Glenn Nichols, the Benson city manager, remembers the pitch.
“The gentleman that’s the main thrust of this thing has a huge turquoise ring on his finger,” Nichols said. “He’s a great big huge guy and I equated him to a car salesman.”
What he was selling was a prison for women and children who were illegal immigrants.
“They talk [about] how positive this was going to be for the community,” Nichols said, “the amount of money that we would realize from each prisoner on a daily rate.”
But Nichols wasn’t buying. He asked them how would they possibly keep a prison full for years — decades even — with illegal immigrants?
“They talked like they didn’t have any doubt they could fill it,” Nichols said.
That’s because prison companies like this one had a plan — a new business model to lock up illegal immigrants. And the plan became Arizona’s immigration law.
There is something very wrong with people hoping to make money off of putting children in prison. There is something wrong with people making money off of putting anyone in prison.
This is all a part of the problems with “privatizing” activities that should be the responsibility of government. With the profit incentive, they tend to perpetuate their existence.

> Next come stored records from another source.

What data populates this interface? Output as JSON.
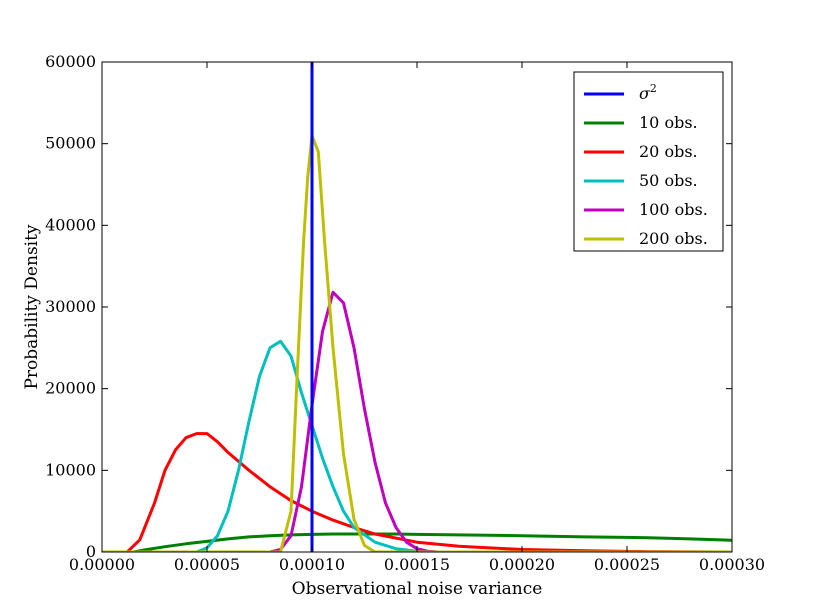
{
  "chart_data": {
    "type": "line",
    "xlabel": "Observational noise variance",
    "ylabel": "Probability Density",
    "xlim": [
      0,
      0.0003
    ],
    "ylim": [
      0,
      60000
    ],
    "x_ticks": [
      "0.00000",
      "0.00005",
      "0.00010",
      "0.00015",
      "0.00020",
      "0.00025",
      "0.00030"
    ],
    "y_ticks": [
      "0",
      "10000",
      "20000",
      "30000",
      "40000",
      "50000",
      "60000"
    ],
    "grid": false,
    "legend_position": "top-right",
    "vline": {
      "name": "σ2",
      "x": 0.0001,
      "color": "#0000ff"
    },
    "series": [
      {
        "name": "10 obs.",
        "color": "#008000",
        "x": [
          0.0,
          1.5e-05,
          2e-05,
          3e-05,
          4e-05,
          5e-05,
          6e-05,
          7e-05,
          8e-05,
          9e-05,
          0.0001,
          0.00011,
          0.00012,
          0.00013,
          0.00014,
          0.00015,
          0.00017,
          0.0002,
          0.00023,
          0.00026,
          0.00028,
          0.0003
        ],
        "y": [
          0,
          0,
          250,
          650,
          1000,
          1300,
          1600,
          1850,
          2000,
          2100,
          2150,
          2200,
          2200,
          2200,
          2200,
          2150,
          2100,
          2000,
          1850,
          1750,
          1600,
          1450
        ]
      },
      {
        "name": "20 obs.",
        "color": "#ff0000",
        "x": [
          0.0,
          1.2e-05,
          1.8e-05,
          2.5e-05,
          3e-05,
          3.5e-05,
          4e-05,
          4.5e-05,
          5e-05,
          5.5e-05,
          6e-05,
          7e-05,
          8e-05,
          9e-05,
          0.0001,
          0.00011,
          0.00012,
          0.00013,
          0.00015,
          0.00017,
          0.0002,
          0.00023,
          0.00026,
          0.0003
        ],
        "y": [
          0,
          0,
          1500,
          6000,
          10000,
          12500,
          14000,
          14500,
          14500,
          13500,
          12200,
          10000,
          8000,
          6300,
          5000,
          3900,
          3000,
          2200,
          1200,
          700,
          300,
          150,
          50,
          0
        ]
      },
      {
        "name": "50 obs.",
        "color": "#00bfbf",
        "x": [
          0.0,
          4.5e-05,
          5e-05,
          5.5e-05,
          6e-05,
          6.5e-05,
          7e-05,
          7.5e-05,
          8e-05,
          8.5e-05,
          9e-05,
          9.5e-05,
          0.0001,
          0.000105,
          0.00011,
          0.000115,
          0.00012,
          0.00013,
          0.00014,
          0.00015,
          0.00016,
          0.0003
        ],
        "y": [
          0,
          0,
          500,
          2000,
          5000,
          10000,
          16000,
          21500,
          25000,
          25800,
          24000,
          19500,
          15500,
          11500,
          8000,
          5000,
          3000,
          1200,
          400,
          100,
          0,
          0
        ]
      },
      {
        "name": "100 obs.",
        "color": "#bf00bf",
        "x": [
          0.0,
          8e-05,
          8.5e-05,
          9e-05,
          9.5e-05,
          0.0001,
          0.000105,
          0.00011,
          0.000115,
          0.00012,
          0.000125,
          0.00013,
          0.000135,
          0.00014,
          0.000145,
          0.00015,
          0.000155,
          0.00016,
          0.0003
        ],
        "y": [
          0,
          0,
          300,
          2000,
          8000,
          18000,
          27000,
          31800,
          30500,
          25000,
          17500,
          11000,
          6000,
          3000,
          1200,
          400,
          100,
          0,
          0
        ]
      },
      {
        "name": "200 obs.",
        "color": "#bfbf00",
        "x": [
          0.0,
          8.5e-05,
          9e-05,
          9.3e-05,
          9.6e-05,
          9.8e-05,
          0.0001,
          0.000103,
          0.000106,
          0.00011,
          0.000115,
          0.00012,
          0.000125,
          0.00013,
          0.00014,
          0.0003
        ],
        "y": [
          0,
          0,
          5000,
          22000,
          38000,
          46000,
          51000,
          49000,
          38000,
          25000,
          12000,
          4000,
          800,
          0,
          0,
          0
        ]
      }
    ]
  }
}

So, if prisons are to be profitable, then they need a steady stream of prisoners. That leads to changing laws to hike up the penalties for minor crimes.

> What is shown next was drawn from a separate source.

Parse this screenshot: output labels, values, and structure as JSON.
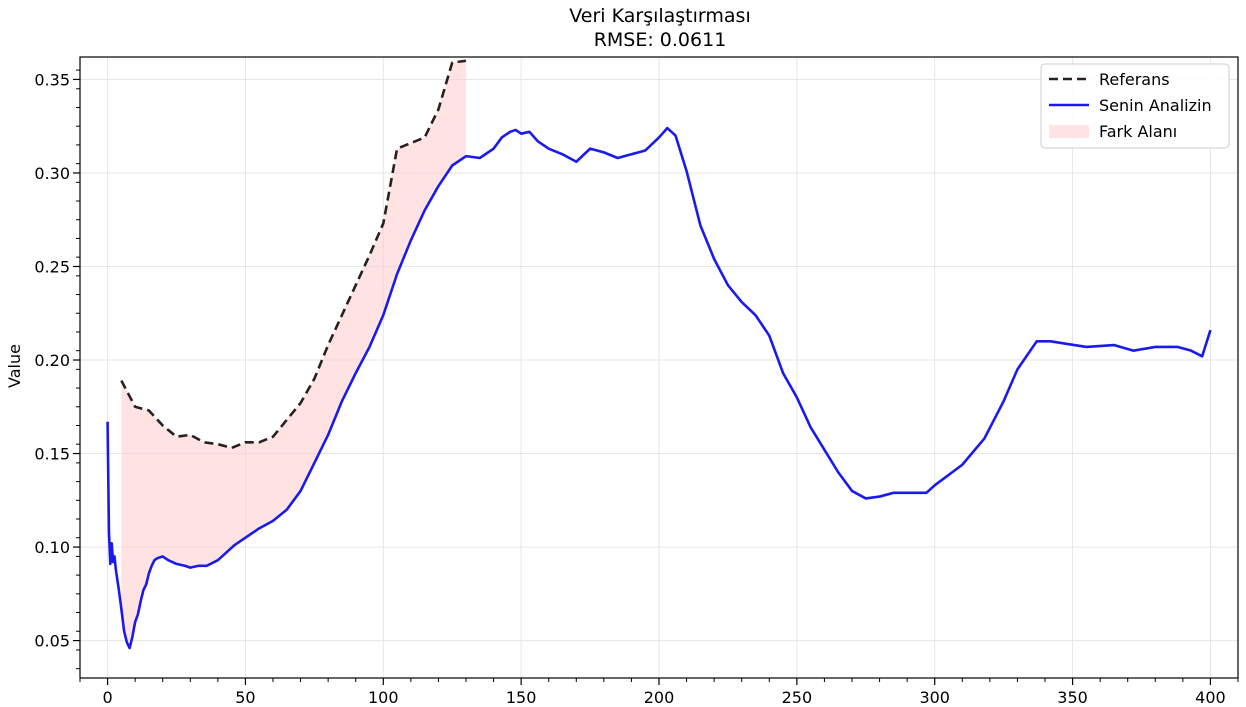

If security firms like Blackwater are to make a profit, they need the U.S. to be engaged in decades long conflicts in other countries. (You know that American citizens — especially the teabagger types — would never submit to what Blackwater has done to the Iraqi or Afghan people, so Blackwater must profit from tax dollars through their actions in other countries.)
Yes, let’s privatize everything.
Businesses fail or get bought out by other companies. We could let our government fail. But wait, the one time, every time that our government got into a situation that a similarly run company failed, we would stop it from failing? Or would the government be the one company that never failed. Maybe like Ford? Or AT&T? Or Southwestern Bell?
Should our government be run like a business?
Who should make sure that you don’t get cheated? You know that in business, if you aren’t cheating, you aren’t trying.
Who should make sure that you don’t get hurt? Let’s go back to the 1800’s and let everything go — Ebola here we come!
And while we are running our government like a business, let’s run the judicial branch like that as well. Under-performing judges get fired. Clarence Thomas would be first on the list. And no more life time appointments. Let the market decide who should be on the SCOTUS. And why have anyone recuse themselves? If the market supports them, they should be allowed to judge those cases.
And in the end, profit wins. A few win. The idea that somehow we all win is not in the cards in this scenario. In business, someone must lose. Everyone knows that. In business, everything is a competition. Competition means there are losers.
But in governing a country, we have to help the losers. We have to. For far too long this idea that business sense will work for government has crept in and it is a powerful thing to fight against.
It’s the essence of the exchange between then candidate Obama and that infamous Joe. It’s also the essence of what that other Joe told me (though he was wrong, again): you lose.
It doesn’t afford for people who aren’t ambitious. It doesn’t afford for people who are disabled. It doesn’t afford for people who are different from the norm.
This way of governing is not what the Republicans have brought, nor what they believe in. Quite the contrary. As with the Arizona bill, the business model people want to get to all that tax money — whether it is through the prison system, defense, or education — they want that money.
That’s why the teabaggers will never win. They want to de-criminalize pot. Sorry, it’s too profitable to put people in prison. They are isolationists, but the Blackwater types and defense contractors won’t let them cut off their government teat. And lastly, Republicans, especially the Bush family, want to make money off of education, so the Department of Education won’t be abolished, as long as the Bush family is making money off of it.
This has been the most ridiculous election I have ever seen. And the fact that the post-election analysis has neglected to look at the record amount of money spent — how could it be that all that money didn’t generate jobs? How? The same people who give the money get the money. It’s a closed system.
I want to say we are screwed, but I still have hope.